Advertisement

Leaving Some Plays to Posterity

Share
Jan Breslauer is a regular contributor to Calendar

Booking a play or performance can be tough. Getting a play published in a book can be even tougher. Yet the amount of drama by Los Angeles writers available in print has increased, well, dramatically over the past few years.

Obviously, this is good news for early elves looking to get a jump on the seasonal gift-giving stampede. But it’s also important in terms of the health and long-term growth of L.A’s theater community.

Committing plays to print broadens the audience for works that are, by nature, ephemeral. Then it’s not only those who attend a play, but also a non-attending readership, that the playwright can reach. This helps bring L.A.-based theater artists the national exposure and (overdue) recognition they deserve. And it also enables theaterphiles outside California to benefit from advice given by our most veteran artist-teachers.

Advertisement

One publisher in particular that is helping to bring the curtain up on Southern California’s dramatic literature is L.A.-based Sun and Moon Press. The 23-year-old house, run by poet-author-playwright Douglas Messerli, specializes in poetry, plays and fiction, and has won national recognition for a number of its volumes.

Just out from Sun and Moon is the second in its series of anthologies of American writing: “From the Other Side of the Century II: A New American Drama 1960-1995.”

The highly idiosyncratic collection of 38 plays, edited by Messerli and playwright Mac Wellman, is notable not only for its heft and range, but also for its inclusion of such Southern California writers as Naomi Iizuka, Murray Mednick, Kier Peters and John Steppling.

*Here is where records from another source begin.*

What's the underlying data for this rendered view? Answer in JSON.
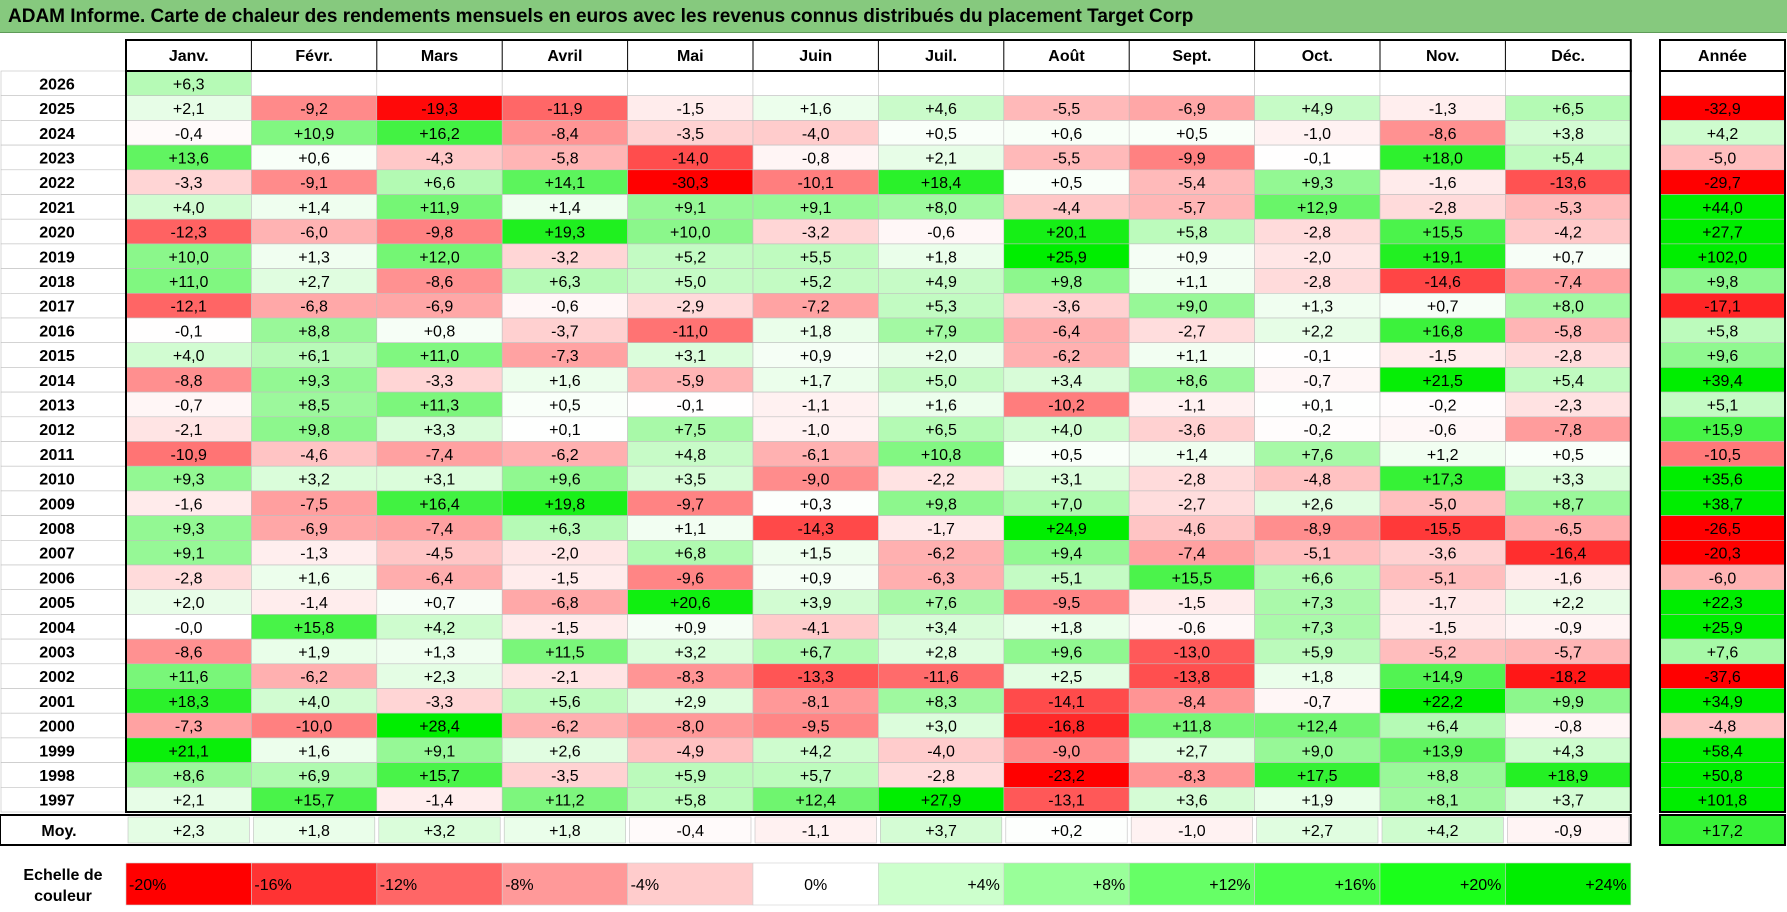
{
  "title": "ADAM Informe. Carte de chaleur des rendements mensuels en euros avec les revenus connus distribués du placement Target Corp",
  "chart_data": {
    "type": "heatmap",
    "title": "ADAM Informe. Carte de chaleur des rendements mensuels en euros avec les revenus connus distribués du placement Target Corp",
    "columns": [
      "Janv.",
      "Févr.",
      "Mars",
      "Avril",
      "Mai",
      "Juin",
      "Juil.",
      "Août",
      "Sept.",
      "Oct.",
      "Nov.",
      "Déc."
    ],
    "year_header": "Année",
    "rows": [
      {
        "year": "2026",
        "months": [
          "+6,3",
          "",
          "",
          "",
          "",
          "",
          "",
          "",
          "",
          "",
          "",
          ""
        ],
        "annual": ""
      },
      {
        "year": "2025",
        "months": [
          "+2,1",
          "-9,2",
          "-19,3",
          "-11,9",
          "-1,5",
          "+1,6",
          "+4,6",
          "-5,5",
          "-6,9",
          "+4,9",
          "-1,3",
          "+6,5"
        ],
        "annual": "-32,9"
      },
      {
        "year": "2024",
        "months": [
          "-0,4",
          "+10,9",
          "+16,2",
          "-8,4",
          "-3,5",
          "-4,0",
          "+0,5",
          "+0,6",
          "+0,5",
          "-1,0",
          "-8,6",
          "+3,8"
        ],
        "annual": "+4,2"
      },
      {
        "year": "2023",
        "months": [
          "+13,6",
          "+0,6",
          "-4,3",
          "-5,8",
          "-14,0",
          "-0,8",
          "+2,1",
          "-5,5",
          "-9,9",
          "-0,1",
          "+18,0",
          "+5,4"
        ],
        "annual": "-5,0"
      },
      {
        "year": "2022",
        "months": [
          "-3,3",
          "-9,1",
          "+6,6",
          "+14,1",
          "-30,3",
          "-10,1",
          "+18,4",
          "+0,5",
          "-5,4",
          "+9,3",
          "-1,6",
          "-13,6"
        ],
        "annual": "-29,7"
      },
      {
        "year": "2021",
        "months": [
          "+4,0",
          "+1,4",
          "+11,9",
          "+1,4",
          "+9,1",
          "+9,1",
          "+8,0",
          "-4,4",
          "-5,7",
          "+12,9",
          "-2,8",
          "-5,3"
        ],
        "annual": "+44,0"
      },
      {
        "year": "2020",
        "months": [
          "-12,3",
          "-6,0",
          "-9,8",
          "+19,3",
          "+10,0",
          "-3,2",
          "-0,6",
          "+20,1",
          "+5,8",
          "-2,8",
          "+15,5",
          "-4,2"
        ],
        "annual": "+27,7"
      },
      {
        "year": "2019",
        "months": [
          "+10,0",
          "+1,3",
          "+12,0",
          "-3,2",
          "+5,2",
          "+5,5",
          "+1,8",
          "+25,9",
          "+0,9",
          "-2,0",
          "+19,1",
          "+0,7"
        ],
        "annual": "+102,0"
      },
      {
        "year": "2018",
        "months": [
          "+11,0",
          "+2,7",
          "-8,6",
          "+6,3",
          "+5,0",
          "+5,2",
          "+4,9",
          "+9,8",
          "+1,1",
          "-2,8",
          "-14,6",
          "-7,4"
        ],
        "annual": "+9,8"
      },
      {
        "year": "2017",
        "months": [
          "-12,1",
          "-6,8",
          "-6,9",
          "-0,6",
          "-2,9",
          "-7,2",
          "+5,3",
          "-3,6",
          "+9,0",
          "+1,3",
          "+0,7",
          "+8,0"
        ],
        "annual": "-17,1"
      },
      {
        "year": "2016",
        "months": [
          "-0,1",
          "+8,8",
          "+0,8",
          "-3,7",
          "-11,0",
          "+1,8",
          "+7,9",
          "-6,4",
          "-2,7",
          "+2,2",
          "+16,8",
          "-5,8"
        ],
        "annual": "+5,8"
      },
      {
        "year": "2015",
        "months": [
          "+4,0",
          "+6,1",
          "+11,0",
          "-7,3",
          "+3,1",
          "+0,9",
          "+2,0",
          "-6,2",
          "+1,1",
          "-0,1",
          "-1,5",
          "-2,8"
        ],
        "annual": "+9,6"
      },
      {
        "year": "2014",
        "months": [
          "-8,8",
          "+9,3",
          "-3,3",
          "+1,6",
          "-5,9",
          "+1,7",
          "+5,0",
          "+3,4",
          "+8,6",
          "-0,7",
          "+21,5",
          "+5,4"
        ],
        "annual": "+39,4"
      },
      {
        "year": "2013",
        "months": [
          "-0,7",
          "+8,5",
          "+11,3",
          "+0,5",
          "-0,1",
          "-1,1",
          "+1,6",
          "-10,2",
          "-1,1",
          "+0,1",
          "-0,2",
          "-2,3"
        ],
        "annual": "+5,1"
      },
      {
        "year": "2012",
        "months": [
          "-2,1",
          "+9,8",
          "+3,3",
          "+0,1",
          "+7,5",
          "-1,0",
          "+6,5",
          "+4,0",
          "-3,6",
          "-0,2",
          "-0,6",
          "-7,8"
        ],
        "annual": "+15,9"
      },
      {
        "year": "2011",
        "months": [
          "-10,9",
          "-4,6",
          "-7,4",
          "-6,2",
          "+4,8",
          "-6,1",
          "+10,8",
          "+0,5",
          "+1,4",
          "+7,6",
          "+1,2",
          "+0,5"
        ],
        "annual": "-10,5"
      },
      {
        "year": "2010",
        "months": [
          "+9,3",
          "+3,2",
          "+3,1",
          "+9,6",
          "+3,5",
          "-9,0",
          "-2,2",
          "+3,1",
          "-2,8",
          "-4,8",
          "+17,3",
          "+3,3"
        ],
        "annual": "+35,6"
      },
      {
        "year": "2009",
        "months": [
          "-1,6",
          "-7,5",
          "+16,4",
          "+19,8",
          "-9,7",
          "+0,3",
          "+9,8",
          "+7,0",
          "-2,7",
          "+2,6",
          "-5,0",
          "+8,7"
        ],
        "annual": "+38,7"
      },
      {
        "year": "2008",
        "months": [
          "+9,3",
          "-6,9",
          "-7,4",
          "+6,3",
          "+1,1",
          "-14,3",
          "-1,7",
          "+24,9",
          "-4,6",
          "-8,9",
          "-15,5",
          "-6,5"
        ],
        "annual": "-26,5"
      },
      {
        "year": "2007",
        "months": [
          "+9,1",
          "-1,3",
          "-4,5",
          "-2,0",
          "+6,8",
          "+1,5",
          "-6,2",
          "+9,4",
          "-7,4",
          "-5,1",
          "-3,6",
          "-16,4"
        ],
        "annual": "-20,3"
      },
      {
        "year": "2006",
        "months": [
          "-2,8",
          "+1,6",
          "-6,4",
          "-1,5",
          "-9,6",
          "+0,9",
          "-6,3",
          "+5,1",
          "+15,5",
          "+6,6",
          "-5,1",
          "-1,6"
        ],
        "annual": "-6,0"
      },
      {
        "year": "2005",
        "months": [
          "+2,0",
          "-1,4",
          "+0,7",
          "-6,8",
          "+20,6",
          "+3,9",
          "+7,6",
          "-9,5",
          "-1,5",
          "+7,3",
          "-1,7",
          "+2,2"
        ],
        "annual": "+22,3"
      },
      {
        "year": "2004",
        "months": [
          "-0,0",
          "+15,8",
          "+4,2",
          "-1,5",
          "+0,9",
          "-4,1",
          "+3,4",
          "+1,8",
          "-0,6",
          "+7,3",
          "-1,5",
          "-0,9"
        ],
        "annual": "+25,9"
      },
      {
        "year": "2003",
        "months": [
          "-8,6",
          "+1,9",
          "+1,3",
          "+11,5",
          "+3,2",
          "+6,7",
          "+2,8",
          "+9,6",
          "-13,0",
          "+5,9",
          "-5,2",
          "-5,7"
        ],
        "annual": "+7,6"
      },
      {
        "year": "2002",
        "months": [
          "+11,6",
          "-6,2",
          "+2,3",
          "-2,1",
          "-8,3",
          "-13,3",
          "-11,6",
          "+2,5",
          "-13,8",
          "+1,8",
          "+14,9",
          "-18,2"
        ],
        "annual": "-37,6"
      },
      {
        "year": "2001",
        "months": [
          "+18,3",
          "+4,0",
          "-3,3",
          "+5,6",
          "+2,9",
          "-8,1",
          "+8,3",
          "-14,1",
          "-8,4",
          "-0,7",
          "+22,2",
          "+9,9"
        ],
        "annual": "+34,9"
      },
      {
        "year": "2000",
        "months": [
          "-7,3",
          "-10,0",
          "+28,4",
          "-6,2",
          "-8,0",
          "-9,5",
          "+3,0",
          "-16,8",
          "+11,8",
          "+12,4",
          "+6,4",
          "-0,8"
        ],
        "annual": "-4,8"
      },
      {
        "year": "1999",
        "months": [
          "+21,1",
          "+1,6",
          "+9,1",
          "+2,6",
          "-4,9",
          "+4,2",
          "-4,0",
          "-9,0",
          "+2,7",
          "+9,0",
          "+13,9",
          "+4,3"
        ],
        "annual": "+58,4"
      },
      {
        "year": "1998",
        "months": [
          "+8,6",
          "+6,9",
          "+15,7",
          "-3,5",
          "+5,9",
          "+5,7",
          "-2,8",
          "-23,2",
          "-8,3",
          "+17,5",
          "+8,8",
          "+18,9"
        ],
        "annual": "+50,8"
      },
      {
        "year": "1997",
        "months": [
          "+2,1",
          "+15,7",
          "-1,4",
          "+11,2",
          "+5,8",
          "+12,4",
          "+27,9",
          "-13,1",
          "+3,6",
          "+1,9",
          "+8,1",
          "+3,7"
        ],
        "annual": "+101,8"
      }
    ],
    "average": {
      "label": "Moy.",
      "months": [
        "+2,3",
        "+1,8",
        "+3,2",
        "+1,8",
        "-0,4",
        "-1,1",
        "+3,7",
        "+0,2",
        "-1,0",
        "+2,7",
        "+4,2",
        "-0,9"
      ],
      "annual": "+17,2"
    },
    "scale": {
      "label_line1": "Echelle de",
      "label_line2": "couleur",
      "steps": [
        {
          "label": "-20%",
          "value": -20,
          "color": "#ff0000"
        },
        {
          "label": "-16%",
          "value": -16,
          "color": "#ff3333"
        },
        {
          "label": "-12%",
          "value": -12,
          "color": "#ff6666"
        },
        {
          "label": "-8%",
          "value": -8,
          "color": "#ff9999"
        },
        {
          "label": "-4%",
          "value": -4,
          "color": "#ffcccc"
        },
        {
          "label": "0%",
          "value": 0,
          "color": "#ffffff"
        },
        {
          "label": "+4%",
          "value": 4,
          "color": "#ccffcc"
        },
        {
          "label": "+8%",
          "value": 8,
          "color": "#99ff99"
        },
        {
          "label": "+12%",
          "value": 12,
          "color": "#66ff66"
        },
        {
          "label": "+16%",
          "value": 16,
          "color": "#4dff4d"
        },
        {
          "label": "+20%",
          "value": 20,
          "color": "#1aff1a"
        },
        {
          "label": "+24%",
          "value": 24,
          "color": "#00ee00"
        }
      ]
    }
  }
}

Sun and Moon has also published plays by Mednick, Peters and Steppling, and has plans to bring out work by Iizuka and Kelly Stuart as well. In addition, Sun and Moon and the theater company Bottom’s Dream have for several years been co-presenting a Monday evening play reading series at the Ivy Substation in Culver City.

*

Last year, another Los Angeles publisher, Alyson Books, brought out “Shirts & Skin,” the first book by performance artist Tim Miller. Co-founder and artistic director of Highways Performance Space, Miller is best known to the general public as one of the NEA Four.

Miller’s tome consists of a series of autobiographical essays in which he takes the reader on a poignant and sometimes whimsical trip through the signposts of his sexual coming-of-age--from the teenage first kiss to the adult emotional confusion of having two boyfriends at once.

Advertisement

Those who have been following the solo performances that the L.A.-native Miller has been writing and presenting since 1980 will recognize aspects of his stage persona here--the characteristic openness, self-conscious winsomeness and deft sense of linguistic rhythm.

Miller’s fellow solo performer, AIDS activist and teacher Michael Kearns, has also published a new book. “Getting Your Solo Act Together” is the third title by this author from Heinemann, which previously brought out the actor-director-writer’s “Acting+Life: An Actor’s Life Lessons” (1996) and “T-Cells and Sympathy: Monologues in the Age of AIDS” (1995).

An indispensable guide for the budding monologuist, Kearns’ book includes pithy and practical advice on the basics of presenting a solo performance, from creation through presentation. The volume also includes a range of excerpts from solos by Kearns and other (mostly L.A.-based) artists, including Colin Martin, Rob Sullivan and Denise Uyehara.

While the book is undeniably pragmatic in its aim, it’s also likely to prove inspirational to artists and their collaborators--particularly when it comes to Kearns’ recollection of discovering solo performance as “an act of personal and professional courage, forcing me into a psychic place far deeper than could be experienced acting in a Neil Simon play or on ‘The Waltons.’ ”

In a different vein, the national theater support organization Theatre Communications Group recently published three plays by the groundbreaking Latino comedy troupe Culture Clash (Ric Salinas, Herbert Siguenza and Richard Montoya). “Life, Death and Revolutionary Comedy” is the first book by the group.

The collection, which includes the 1995 docudrama “Radio Mambo,” samples a range of drama and sketch comedy by Culture Clash, which is widely known from its 30-episode Fox TV series.

Advertisement

Like Miller and Kearns, the men of Culture Clash have long served as role models, and these texts are likely to be of particular note to students and other emerging talents.